All of these false dichotomies work together to tear apart the Gospel and nullify the impact of the Church. They bring division within the Church, and send different groups of us off to cover half of the gospel. The evangelical gospel is that Jesus, who is God, wants to save them personally from a future torment that they’ve never seen, which will be inflicted by God unless they repent of their sins. Meanwhile, we recognize God’s heart for the poor and deliver this gospel message primarily to them; but they’re already living in hell, usually as the victims of unjust social institutions that we in the first world support without even thinking about it.

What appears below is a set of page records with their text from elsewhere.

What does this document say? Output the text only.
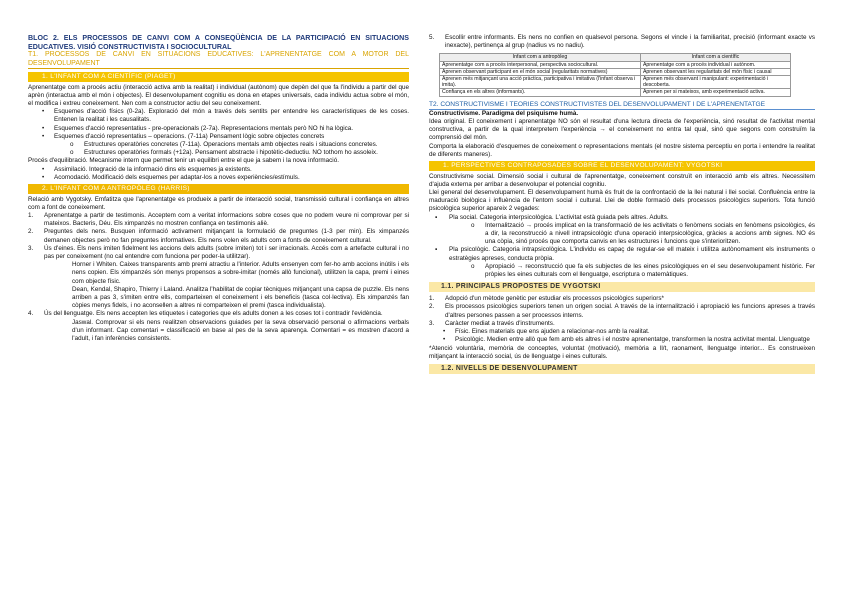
BLOC 2. ELS PROCESSOS DE CANVI COM A CONSEQÜÈNCIA DE LA PARTICIPACIÓ EN SITUACIONS EDUCATIVES. VISIÓ CONSTRUCTIVISTA I SOCIOCULTURAL

T1. PROCESSOS DE CANVI EN SITUACIONS EDUCATIVES: L'APRENENTATGE COM A MOTOR DEL DESENVOLUPAMENT

1. L'INFANT COM A CIENTÍFIC (PIAGET)

Aprenentatge com a procés actiu (interacció activa amb la realitat) i individual (autònom) que depèn del que fa l'individu a partir del que aprèn (interactua amb el món i objectes). El desenvolupament cognitiu es dona en etapes universals, cada individu actua sobre el món, el modifica i extreu coneixement. Nen com a constructor actiu del seu coneixement.

• Esquemes d'acció físics (0-2a). Exploració del món a través dels sentits per entendre les característiques de les coses. Entenen la realitat i les causalitats.
• Esquemes d'acció representatius - pre-operacionals (2-7a). Representacions mentals però NO hi ha lògica.
• Esquemes d'acció representatius – operacions. (7-11a) Pensament lògic sobre objectes concrets
o Estructures operatòries concretes (7-11a). Operacions mentals amb objectes reals i situacions concretes.
o Estructures operatòries formals (+12a). Pensament abstracte i hipotètic-deductiu. NO tothom ho assoleix.

Procés d'equilibració. Mecanisme intern que permet tenir un equilibri entre el que ja sabem i la nova informació.

• Assimilació. Integració de la informació dins els esquemes ja existents.
• Acomodació. Modificació dels esquemes per adaptar-los a noves experiències/estímuls.
2. L'INFANT COM A ANTROPÒLEG (HARRIS)

Relació amb Vygotsky. Emfatitza que l'aprenentatge es produeix a partir de interacció social, transmissió cultural i confiança en altres com a font de coneixement.

1. Aprenentatge a partir de testimonis. Acceptem com a veritat informacions sobre coses que no podem veure ni comprovar per si mateixos. Bacteris, Déu. Els ximpanzés no mostren confiança en testimonis aliè.
2. Preguntes dels nens. Busquen informació activament mitjançant la formulació de preguntes (1-3 per min). Els ximpanzés demanen objectes però no fan preguntes informatives. Els nens volen els adults com a fonts de coneixement cultural.
3. Ús d'eines. Els nens imiten fidelment les accions dels adults (sobre imiten) tot i ser irracionals. Accés com a artefacte cultural i no pas per coneixement (no cal entendre com funciona per poder-la utilitzar).

Horner i Whiten. Caixes transparents amb premi atractiu a l'interior. Adults ensenyen com fer-ho amb accions inútils i els nens copien. Els ximpanzés són menys propensos a sobre-imitar (només allò funcional), utilitzen la capa, premi i eines com objecte físic.

Dean, Kendal, Shapiro, Thierry i Laland. Analitza l'habilitat de copiar tècniques mitjançant una capsa de puzzle. Els nens arriben a pas 3, s'imiten entre ells, comparteixen el coneixement i els beneficis (tasca col·lectiva). Els ximpanzés fan còpies menys fidels, i no aconsellen a altres ni comparteixen el premi (tasca individualista).

4. Ús del llenguatge. Els nens accepten les etiquetes i categories que els adults donen a les coses tot i contradir l'evidència.

Jaswal. Comprovar si els nens realitzen observacions guiades per la seva observació personal o afirmacions verbals d'un informant. Cap comentari = classificació en base al pes de la seva aparença. Comentari = es mostren d'acord a l'adult, i fan inferències consistents.

5. Escollir entre informants. Els nens no confien en qualsevol persona. Segons el vincle i la familiaritat, precisió (informant exacte vs inexacte), pertinença al grup (nadius vs no nadiu).
Infant com a antropòleg	Infant com a científic
Aprenentatge com a procés interpersonal, perspectiva sociocultural.	Aprenentatge com a procés individual i autònom.
Aprenen observant participant en el món social (regularitats normatives)	Aprenen observant les regularitats del món físic i causal
Aprenen més mitjançant una acció pràctica, participativa i imitativa (l'infant observa i imita).	Aprenen més observant i manipulant: experimentació i descoberta.
Confiança en els altres (informants).	Aprenen per si mateixos, amb experimentació activa.

T2. CONSTRUCTIVISME I TEORIES CONSTRUCTIVISTES DEL DESENVOLUPAMENT I DE L'APRENENTATGE

Constructivisme. Paradigma del psiquisme humà.

Idea original. El coneixement i aprenentatge NO són el resultat d'una lectura directa de l'experiència, sinó resultat de l'activitat mental constructiva, a partir de la qual interpretem l'experiència → el coneixement no entra tal qual, sinó que segons com construïm la comprensió del món.

Comporta la elaboració d'esquemes de coneixement o representacions mentals (el nostre sistema perceptiu en porta i entendre la realitat de diferents maneres).

1. PERSPECTIVES CONTRAPOSADES SOBRE EL DESENVOLUPAMENT: VYGOTSKI

Constructivisme social. Dimensió social i cultural de l'aprenentatge, coneixement construït en interacció amb els altres. Necessitem d'ajuda externa per arribar a desenvolupar el potencial cognitiu.

Llei general del desenvolupament. El desenvolupament humà és fruit de la confrontació de la llei natural i llei social. Confluència entre la maduració biològica i influència de l'entorn social i cultural. Llei de doble formació dels processos psicològics superiors. Tota funció psicològica superior apareix 2 vegades:

▪ Pla social. Categoria interpsicològica. L'activitat està guiada pels altres. Adults.
o Internalització → procés implicat en la transformació de les activitats o fenòmens socials en fenòmens psicològics, és a dir, la reconstrucció a nivell intrapsicològic d'una operació interpsicològica, gràcies a accions amb signes. NO és una còpia, sinó procés que comporta canvis en les estructures i funcions que s'interioritzen.
▪ Pla psicològic. Categoria intrapsicològica. L'individu es capaç de regular-se ell mateix i utilitza autònomament els instruments o estratègies apreses, conducta pròpia.
o Apropiació → reconstrucció que fa els subjectes de les eines psicològiques en el seu desenvolupament històric. Fer pròpies les eines culturals com el llenguatge, escriptura o matemàtiques.
1.1. PRINCIPALS PROPOSTES DE VYGOTSKI
1. Adopció d'un mètode genètic per estudiar els processos psicològics superiors*
2. Els processos psicològics superiors tenen un origen social. A través de la internalització i apropiació les funcions apreses a través d'altres persones passen a ser processos interns.
3. Caràcter mediat a través d'instruments.
• Físic. Eines materials que ens ajuden a relacionar-nos amb la realitat.
• Psicològic. Medien entre allò que fem amb els altres i el nostre aprenentatge, transformen la nostra activitat mental. Llenguatge

*Atenció voluntària, memòria de conceptes, voluntat (motivació), memòria a ll/t, raonament, llenguatge interior... Es construeixen mitjançant la interacció social, ús de llenguatge i eines culturals.

1.2. NIVELLS DE DESENVOLUPAMENT
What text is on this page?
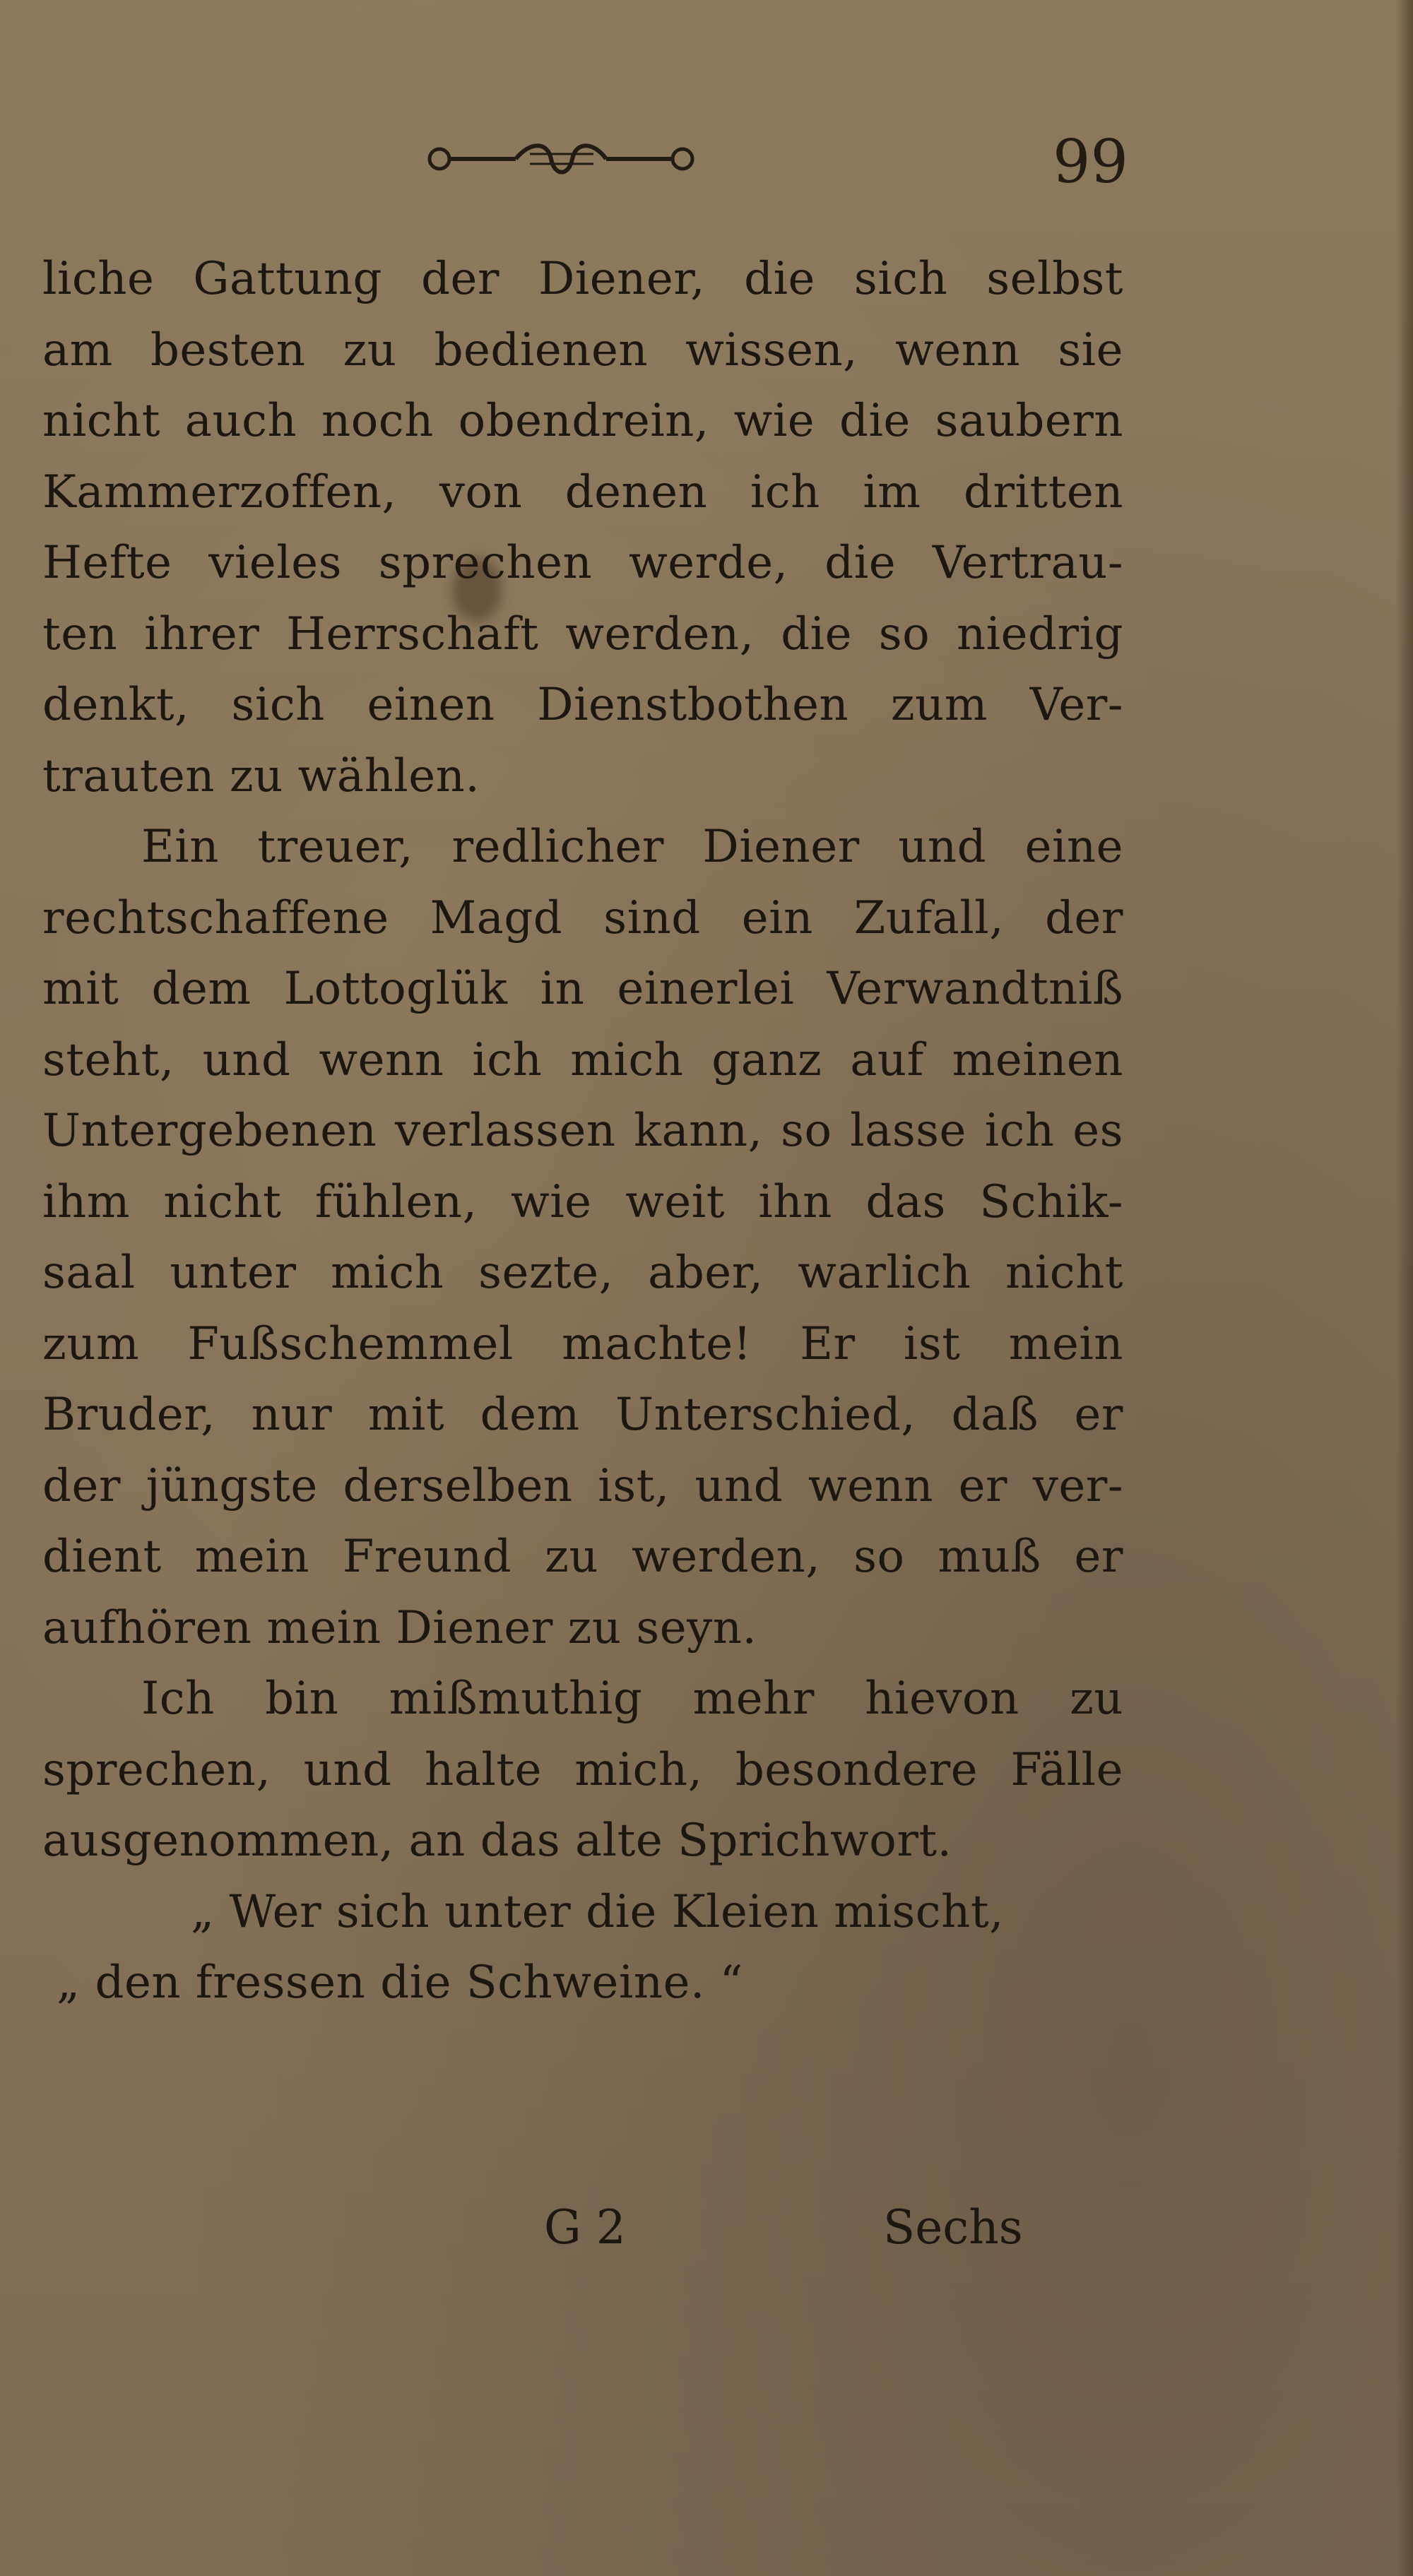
99
liche Gattung der Diener, die sich selbst
am besten zu bedienen wissen, wenn sie
nicht auch noch obendrein, wie die saubern
Kammerzoffen, von denen ich im dritten
Hefte vieles sprechen werde, die Vertrau-
ten ihrer Herrschaft werden, die so niedrig
denkt, sich einen Dienstbothen zum Ver-
trauten zu wählen.
Ein treuer, redlicher Diener und eine
rechtschaffene Magd sind ein Zufall, der
mit dem Lottoglük in einerlei Verwandtniß
steht, und wenn ich mich ganz auf meinen
Untergebenen verlassen kann, so lasse ich es
ihm nicht fühlen, wie weit ihn das Schik-
saal unter mich sezte, aber, warlich nicht
zum Fußschemmel machte! Er ist mein
Bruder, nur mit dem Unterschied, daß er
der jüngste derselben ist, und wenn er ver-
dient mein Freund zu werden, so muß er
aufhören mein Diener zu seyn.
Ich bin mißmuthig mehr hievon zu
sprechen, und halte mich, besondere Fälle
ausgenommen, an das alte Sprichwort.
„ Wer sich unter die Kleien mischt,
„ den fressen die Schweine. “
G 2	Sechs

Who cares about a future, spiritual Hell when every day is a physical hell right here and now, for themselves and their families? The poor will listen to any sermon, and commit themselves to Jesus a thousand times, if it will feed their families. In Luther’s time, the Church offered spiritual salvation to those who gave up their bread money and bought an indulgence; today, we withhold bread from the poor until they hear the gospel from us. They starved people for salvation; we try to feed spiritual salvation to the starving. Why can’t we get it together?